Depuis 1945, l’Europe a prospéré sous protection américaine, acceptant une dépendance stratégique en échange d’une garantie sécuritaire face aux menaces soviétique puis russe. Cet équilibre, déjà fragilisé, est désormais méthodiquement démantelé par l’administration Trump. Les insultes répétées du président à l’égard des Européens — jugés « stupides », « faibles » et incapables de se gouverner — ne sont pas des dérapages : elles traduisent une doctrine. L’OTAN n’est plus un pilier, mais un vestige encombrant.
La nouvelle stratégie américaine repose sur une vision idéologique assumée, étroite et obsédée par l’identité. Trump recentre la politique étrangère sur le voisinage immédiat, en particulier l’Amérique latine, et érige l’immigration en menace existentielle. Le document reprend, sans le dire explicitement, les obsessions de l’extrême droite identitaire : peur du « grand remplacement », fantasme d’un déclin démographique blanc, confusion délibérée entre sécurité nationale et guerre culturelle. La géopolitique cède la place à l’idéologie.
Ce choix est d’autant plus révélateur qu’il relègue la Chine — pourtant reconnue par la plupart des stratèges comme le principal rival systémique des Etats-Unis — au second plan. Là où l’administration Obama avait tenté de structurer une réponse globale à l’ascension chinoise, Trump préfère mener une croisade idéologique contre les migrants. Ce renversement des priorités n’est pas une stratégie : c’est un aveu de repli.
Le Moyen-Orient, autrefois obsession américaine, est lui aussi marginalisé. L’autosuffisance énergétique permet désormais à Washington de se désengager sans état d’âme. Le message est clair : les alliances ne valent que tant qu’elles servent des intérêts immédiats. Le reste — stabilité régionale, responsabilités internationales, cohérence stratégique — devient accessoire.

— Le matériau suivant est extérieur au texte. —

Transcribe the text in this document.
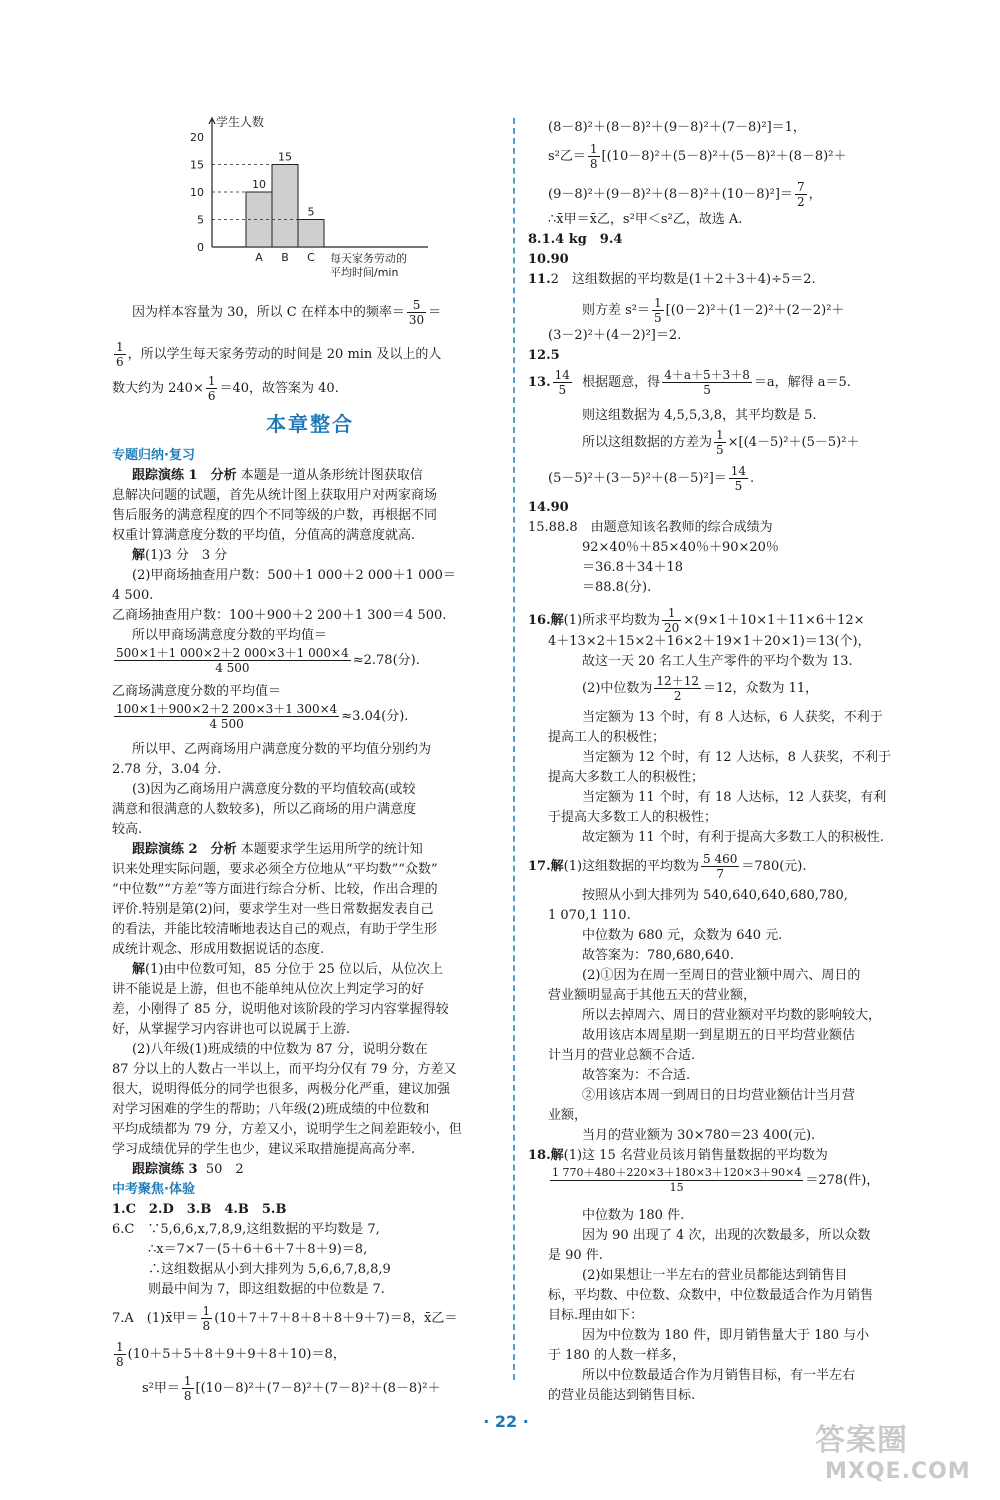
学生人数
0
5
10
15
20
10
A
15
B
5
C 每天家务劳动的
平均时间/min
因为样本容量为 30，所以 C 在样本中的频率＝ $\frac{5}{30}$ ＝
$\frac{1}{6}$ ，所以学生每天家务劳动的时间是 20 min 及以上的人
数大约为 $240\times \frac{1}{6} =40$，故答案为 40.
专题归纳·复习
跟踪演练 1　分析 本题是一道从条形统计图获取信
息解决问题的试题，首先从统计图上获取用户对两家商场
售后服务的满意程度的四个不同等级的户数，再根据不同
权重计算满意度分数的平均值，分值高的满意度就高.
解(1)3 分　3 分
(2)甲商场抽查用户数：500＋1 000＋2 000＋1 000＝
4 500.
乙商场抽查用户数：100＋900＋2 200＋1 300＝4 500.
所以甲商场满意度分数的平均值＝
$\frac{500\times 1+1 000\times 2+2 000\times 3+1 000\times 4}{4 500} \approx 2.78$(分).
乙商场满意度分数的平均值＝
$\frac{100\times 1+900\times 2+2 200\times 3+1 300\times 4}{4 500} \approx 3.04$(分).
所以甲、乙两商场用户满意度分数的平均值分别约为
2.78 分，3.04 分.
(3)因为乙商场用户满意度分数的平均值较高(或较
满意和很满意的人数较多)，所以乙商场的用户满意度
较高.
跟踪演练 2　分析 本题要求学生运用所学的统计知
识来处理实际问题，要求必须全方位地从“平均数”“众数”
“中位数”“方差”等方面进行综合分析、比较，作出合理的
评价.特别是第(2)问，要求学生对一些日常数据发表自己
的看法，并能比较清晰地表达自己的观点，有助于学生形
成统计观念、形成用数据说话的态度.
解(1)由中位数可知，85 分位于 25 位以后，从位次上
讲不能说是上游，但也不能单纯从位次上判定学习的好
差，小刚得了 85 分，说明他对该阶段的学习内容掌握得较
好，从掌握学习内容讲也可以说属于上游.
(2)八年级(1)班成绩的中位数为 87 分，说明分数在
87 分以上的人数占一半以上，而平均分仅有 79 分，方差又
很大，说明得低分的同学也很多，两极分化严重，建议加强
对学习困难的学生的帮助；八年级(2)班成绩的中位数和
平均成绩都为 79 分，方差又小，说明学生之间差距较小，但
学习成绩优异的学生也少，建议采取措施提高高分率.
跟踪演练 3 50　2
中考聚焦·体验
1.C　2.D　3.B　4.B　5.B
6.C　∵5,6,6,x,7,8,9,这组数据的平均数是 7,
∴x＝7×7－(5＋6＋6＋7＋8＋9)＝8,
∴这组数据从小到大排列为 5,6,6,7,8,8,9
则最中间为 7，即这组数据的中位数是 7.
7.A　(1)x̄甲＝ $\frac{1}{8} (10+7+7+8+8+8+9+7)=8$，x̄乙＝
$\frac{1}{8} (10+5+5+8+9+9+8+10)=8$，
s²甲＝ $\frac{1}{8} [(10-8)^2+(7-8)^2+(7-8)^2+(8-8)^2+$
本章整合
(8－8)²＋(8－8)²＋(9－8)²＋(7－8)²]＝1，
s²乙＝ $\frac{1}{8} [(10-8)^2+(5-8)^2+(5-8)^2+(8-8)^2+$
$(9-8)^2+(9-8)^2+(8-8)^2+(10-8)^2]= \frac{7}{2}$ ，
∴x̄甲＝x̄乙，s²甲＜s²乙，故选 A.
8.1.4 kg　9.4
10.90
11.2　这组数据的平均数是(1＋2＋3＋4)÷5＝2.
则方差 $s^2= \frac{1}{5} [(0-2)^2+(1-2)^2+(2-2)^2+$
(3－2)²＋(4－2)²]＝2.
12.5
13. $\frac{14}{5}$ 根据题意，得 $\frac{4+a+5+3+8}{5} =a$，解得 a＝5.
则这组数据为 4,5,5,3,8，其平均数是 5.
所以这组数据的方差为 $\frac{1}{5} \times[(4-5)^2+(5-5)^2+$
$(5-5)^2+(3-5)^2+(8-5)^2]= \frac{14}{5}$ .
14.90
15.88.8　由题意知该名教师的综合成绩为
92×40％＋85×40％＋90×20％
＝36.8＋34＋18
＝88.8(分).
16.解(1)所求平均数为 $\frac{1}{20} \times(9\times 1+10\times 1+11\times 6+12\times$
4＋13×2＋15×2＋16×2＋19×1＋20×1)＝13(个)，
故这一天 20 名工人生产零件的平均个数为 13.
(2)中位数为 $\frac{12+12}{2} =12$，众数为 11，
当定额为 13 个时，有 8 人达标，6 人获奖，不利于
提高工人的积极性；
当定额为 12 个时，有 12 人达标，8 人获奖，不利于
提高大多数工人的积极性；
当定额为 11 个时，有 18 人达标，12 人获奖，有利
于提高大多数工人的积极性；
故定额为 11 个时，有利于提高大多数工人的积极性.
17.解(1)这组数据的平均数为 $\frac{5 460}{7} =780$(元).
按照从小到大排列为 540,640,640,680,780,
1 070,1 110.
中位数为 680 元，众数为 640 元.
故答案为：780,680,640.
(2)①因为在周一至周日的营业额中周六、周日的
营业额明显高于其他五天的营业额，
所以去掉周六、周日的营业额对平均数的影响较大，
故用该店本周星期一到星期五的日平均营业额估
计当月的营业总额不合适.
故答案为：不合适.
②用该店本周一到周日的日均营业额估计当月营
业额，
当月的营业额为 30×780＝23 400(元).
18.解(1)这 15 名营业员该月销售量数据的平均数为
$\frac{1 770+480+220\times 3+180\times 3+120\times 3+90\times 4}{15} =278$(件)，
中位数为 180 件.
因为 90 出现了 4 次，出现的次数最多，所以众数
是 90 件.
(2)如果想让一半左右的营业员都能达到销售目
标，平均数、中位数、众数中，中位数最适合作为月销售
目标.理由如下：
因为中位数为 180 件，即月销售量大于 180 与小
于 180 的人数一样多，
所以中位数最适合作为月销售目标，有一半左右
的营业员能达到销售目标.
· 22 ·
答案圈
MXQE.COM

La rhétorique du document frôle l’absurde. Les Etats-Unis y affirment ne pas vouloir dominer le monde, tout en proclamant leur détermination à empêcher toute puissance rivale, notamment la Chine, d’atteindre un niveau d’influence comparable. Comment contenir sans dominer ? Comment prêcher la retenue tout en disposant de centaines de bases militaires à travers le globe ? Cette contradiction n’est pas accidentelle : elle reflète une puissance qui refuse de nommer son hégémonie tout en s’y accrochant.
L’Europe, elle, est traitée avec un mépris à peine voilé. Le document appelle explicitement à « renforcer la résistance au cours politique actuel de l’Europe de l’intérieur ». Autrement dit : soutenir les forces qui affaiblissent l’Union européenne. Il s’agit d’une ingérence assumée, d’un appui direct aux mouvements d’extrême droite, de Budapest à Rome, qui partagent avec Trump une même hostilité à l’immigration, au multilatéralisme et à l’Etat de droit. Washington ne protège plus l’Europe : il travaille à sa fragmentation.
Les réactions européennes oscillent entre déni et inquiétude. Berlin proteste mollement, Bruxelles tente de sauver les apparences, Paris parle de « trahison » à voix basse. Seul le Danemark ose dire tout haut ce que beaucoup pensent : les Etats-Unis ne sont plus un allié fiable, mais un facteur d’instabilité. Sur l’Ukraine, les concessions américaines à Moscou et l’opposition à l’élargissement de l’OTAN confirment cette dérive. En affaiblissant Kiev et en rassurant le Kremlin, Washington compromet directement la sécurité du continent.
L’Europe est désormais sommée de se débrouiller seule face à une Russie revigorée, tandis que les Etats-Unis regardent ailleurs — ou pire, attisent les divisions internes européennes. Le temps des illusions est terminé. La stratégie américaine ne repose plus sur des valeurs partagées, mais sur un nationalisme brutal et transactionnel.
Ce que révèle ce document, c’est la fin d’une époque. L’ère atlantique, fondée sur une communauté de destin entre l’Europe et les Etats-Unis, touche à sa fin. Une ère post-atlantique s’ouvre, marquée par le repli américain, l’hostilité envers l’Union européenne et l’effondrement des certitudes sécuritaires occidentales. L’Europe n’a plus le luxe d’attendre : soit elle construit enfin sa propre autonomie stratégique, soit elle continuera d’assister, impuissante, au sabotage de l’ordre qui l’a protégée pendant près d’un siècle.